Slide Rules
Circular Slide Rules

An image of various slide rules from the collection of the Division of Medicine and Science at the National Museum of American History.

Slide rules that are round offer the length of a 10" rectangular slide rule in a pocket-sized (roughly 3.6") format, since the scales are on the circumference of circles. The scales are also continuous, so there is no need to make adjustments, such as folded and inverse scales, for results of calculations that go off the ends of the scales.
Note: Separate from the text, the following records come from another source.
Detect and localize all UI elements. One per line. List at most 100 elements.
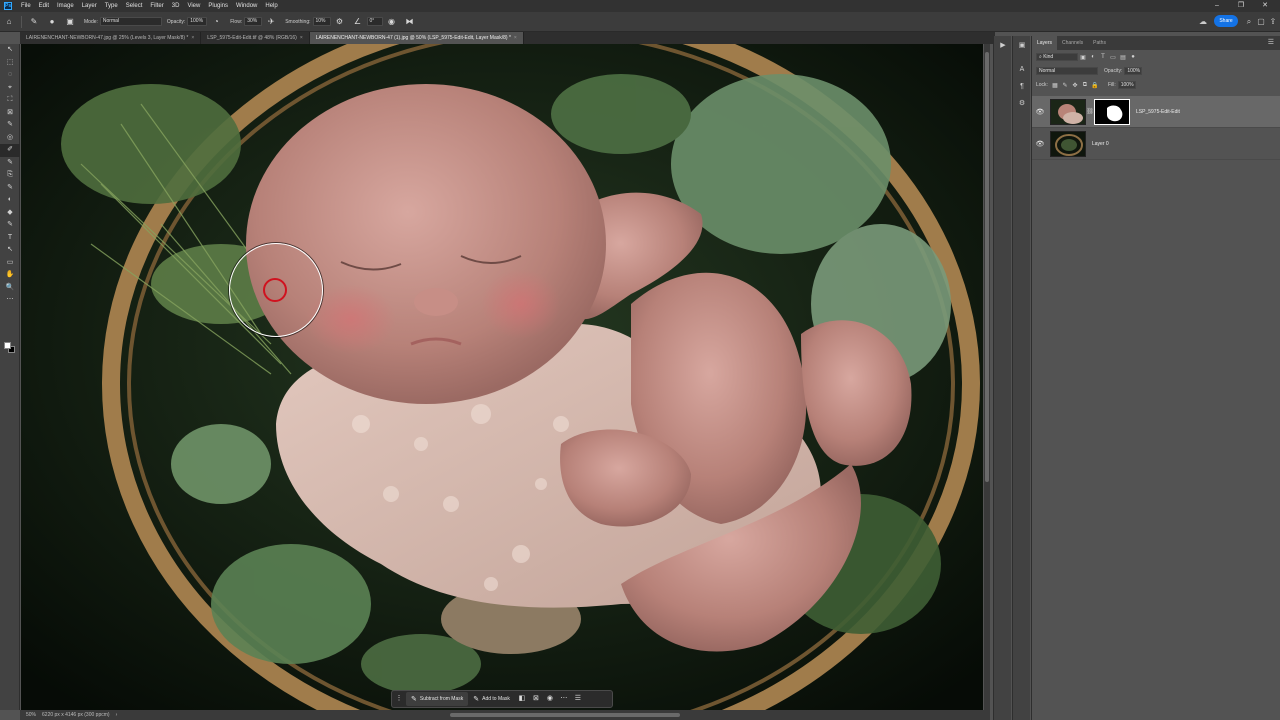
crop-tool-icon[interactable]: ⛶: [0, 94, 20, 107]
subtract-from-mask-button[interactable]: ✎ Subtract from Mask: [406, 692, 469, 706]
brush-tool-icon[interactable]: ✎: [28, 16, 40, 28]
filter-pixel-icon[interactable]: ▣: [1078, 54, 1088, 61]
menu-image[interactable]: Image: [53, 3, 78, 9]
menu-type[interactable]: Type: [101, 3, 122, 9]
share-button[interactable]: Share: [1214, 15, 1238, 27]
lock-position-icon[interactable]: ✥: [1070, 82, 1080, 89]
clone-stamp-tool-icon[interactable]: ✎: [0, 157, 20, 170]
brush-tool-icon[interactable]: ✐: [0, 144, 20, 157]
history-brush-tool-icon[interactable]: ⎘: [0, 169, 20, 182]
quick-selection-tool-icon[interactable]: ⌖: [0, 82, 20, 95]
lock-artboard-icon[interactable]: ⧉: [1080, 82, 1090, 89]
status-arrow-icon[interactable]: ›: [116, 712, 118, 718]
move-tool-icon[interactable]: ↖: [0, 44, 20, 57]
blur-tool-icon[interactable]: ◆: [0, 207, 20, 220]
layer-mask-thumbnail[interactable]: [1094, 98, 1130, 125]
zoom-tool-icon[interactable]: 🔍: [0, 282, 20, 295]
cloud-icon[interactable]: ☁: [1198, 16, 1208, 28]
character-icon[interactable]: A: [1013, 63, 1031, 77]
blend-mode-select[interactable]: Normal: [1036, 67, 1098, 75]
scrollbar-thumb[interactable]: [985, 52, 989, 482]
marquee-tool-icon[interactable]: ⬚: [0, 57, 20, 70]
tab-layers[interactable]: Layers: [1032, 36, 1058, 50]
close-icon[interactable]: ×: [514, 35, 517, 41]
menu-view[interactable]: View: [183, 3, 204, 9]
more-options-icon[interactable]: ⋯: [557, 692, 571, 706]
healing-tool-icon[interactable]: ◎: [0, 132, 20, 145]
settings-icon[interactable]: ☰: [571, 692, 585, 706]
close-icon[interactable]: ×: [300, 35, 303, 41]
gradient-tool-icon[interactable]: ◐: [0, 194, 20, 207]
eraser-tool-icon[interactable]: ✎: [0, 182, 20, 195]
layer-name[interactable]: LSP_5975-Edit-Edit: [1136, 109, 1180, 115]
visibility-icon[interactable]: ◉: [543, 692, 557, 706]
symmetry-icon[interactable]: ⧓: [404, 16, 416, 28]
frame-tool-icon[interactable]: ⊠: [0, 107, 20, 120]
tab-document-2[interactable]: LSP_5975-Edit-Edit.tif @ 48% (RGB/16) ×: [201, 32, 310, 44]
layer-name[interactable]: Layer 0: [1092, 141, 1109, 147]
menu-edit[interactable]: Edit: [35, 3, 53, 9]
vertical-scrollbar[interactable]: [984, 44, 990, 710]
workspace-icon[interactable]: ▢: [1256, 16, 1266, 28]
pen-tool-icon[interactable]: ✎: [0, 219, 20, 232]
layer-row-lsp-5975[interactable]: 👁 ⛓ LSP_5975-Edit-Edit: [1032, 96, 1280, 128]
opacity-field[interactable]: 100%: [187, 17, 208, 26]
mode-select[interactable]: Normal: [99, 17, 162, 26]
drag-handle-icon[interactable]: ⋮: [392, 692, 406, 706]
visibility-eye-icon[interactable]: 👁: [1032, 140, 1048, 148]
close-icon[interactable]: ✕: [1254, 0, 1276, 12]
layer-opacity-field[interactable]: 100%: [1124, 67, 1143, 75]
document-canvas[interactable]: [21, 44, 983, 710]
pressure-opacity-icon[interactable]: ◔: [210, 16, 222, 28]
airbrush-icon[interactable]: ✈: [265, 16, 277, 28]
tab-document-3[interactable]: LAIRENENCHANT-NEWBORN-47 (1).jpg @ 50% (…: [309, 32, 524, 44]
type-tool-icon[interactable]: T: [0, 232, 20, 245]
brush-settings-icon[interactable]: ▣: [64, 16, 76, 28]
smoothing-settings-icon[interactable]: ⚙: [334, 16, 346, 28]
share-image-icon[interactable]: ⇪: [1268, 16, 1278, 28]
flow-field[interactable]: 30%: [244, 17, 263, 26]
hand-tool-icon[interactable]: ✋: [0, 269, 20, 282]
pressure-size-icon[interactable]: ◉: [386, 16, 398, 28]
zoom-level[interactable]: 50%: [26, 712, 36, 718]
fill-field[interactable]: 100%: [1117, 81, 1136, 89]
minimize-icon[interactable]: –: [1206, 0, 1228, 12]
lasso-tool-icon[interactable]: ◌: [0, 69, 20, 82]
tab-paths[interactable]: Paths: [1088, 36, 1111, 50]
tab-document-1[interactable]: LAIRENENCHANT-NEWBORN-47.jpg @ 25% (Leve…: [20, 32, 202, 44]
lock-pixels-icon[interactable]: ✎: [1060, 82, 1070, 89]
menu-3d[interactable]: 3D: [168, 3, 184, 9]
properties-icon[interactable]: ⚙: [1013, 97, 1031, 111]
mask-link-icon[interactable]: ⛓: [1086, 108, 1094, 115]
horizontal-scrollbar[interactable]: [450, 713, 680, 717]
filter-adjustment-icon[interactable]: ◐: [1088, 54, 1098, 60]
panel-menu-icon[interactable]: ☰: [1268, 36, 1274, 50]
menu-select[interactable]: Select: [122, 3, 147, 9]
angle-field[interactable]: 0°: [366, 17, 383, 26]
menu-window[interactable]: Window: [232, 3, 261, 9]
eyedropper-tool-icon[interactable]: ✎: [0, 119, 20, 132]
filter-type-icon[interactable]: T: [1098, 54, 1108, 60]
filter-kind-select[interactable]: ⌕ Kind: [1036, 53, 1078, 61]
filter-shape-icon[interactable]: ▭: [1108, 54, 1118, 61]
layer-thumbnail[interactable]: [1050, 130, 1086, 157]
filter-smart-object-icon[interactable]: ▤: [1118, 54, 1128, 61]
play-icon[interactable]: ▶: [994, 39, 1012, 53]
maximize-icon[interactable]: ❐: [1230, 0, 1252, 12]
add-to-mask-button[interactable]: ✎ Add to Mask: [468, 692, 515, 706]
brush-preset-icon[interactable]: ●: [46, 16, 58, 28]
menu-plugins[interactable]: Plugins: [204, 3, 232, 9]
mask-options-icon[interactable]: ◧: [515, 692, 529, 706]
comments-icon[interactable]: ▣: [1013, 39, 1031, 53]
paragraph-icon[interactable]: ¶: [1013, 80, 1031, 94]
filter-toggle-icon[interactable]: ●: [1128, 54, 1138, 60]
search-icon[interactable]: ⌕: [1244, 16, 1254, 28]
angle-icon[interactable]: ∠: [352, 16, 364, 28]
layer-thumbnail[interactable]: [1050, 98, 1086, 125]
layer-row-layer-0[interactable]: 👁 Layer 0: [1032, 128, 1280, 160]
close-icon[interactable]: ×: [191, 35, 194, 41]
menu-help[interactable]: Help: [261, 3, 281, 9]
rectangle-tool-icon[interactable]: ▭: [0, 257, 20, 270]
menu-file[interactable]: File: [17, 3, 35, 9]
foreground-color-swatch[interactable]: [4, 342, 11, 349]
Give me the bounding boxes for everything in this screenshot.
Furthermore, these instruments are relatively easy to construct: the scales are printed on one or more disks, and the disks or a single disk and cursor are fastened together with a pin at the center. However, this simple construction is also not very durable, and so circular slide rules may get out of position and thus they lack accuracy, compared to linear slide rules with slides that move along carefully grooved channels.

This collection suggests the diverse appearances and functions of circular slide rules that were manufactured between the mid-19th and late 20th centuries. For example, before Mannheim-type linear slide rules became popular in the late 19th century, American inventors patented a variety of circular designs. Some circular slide rules were made to look like pocket watches, while others were intended to promote particular businesses—Whitehead & Hoag and Perrygraf were especially influential American manufacturers of promotional items. Inventors and makers such as Albert Sexton, Louis Ross, Claire Gilson, Norman Albree, and Ross Pickett wanted their circular slide rules to compete with linear instruments in the engineering and education markets. Other circular slide rules were designed specifically for surveying, such as stadia computers, or for navigation, such as Dalton instruments that may also be seen in the Smithsonian's exhibition, Time and Navigation. Even more specialized in purpose were slide rules for grading earthworks, determining the effects of nuclear bomb explosions, writing efficient computer programs, and betting on horse races.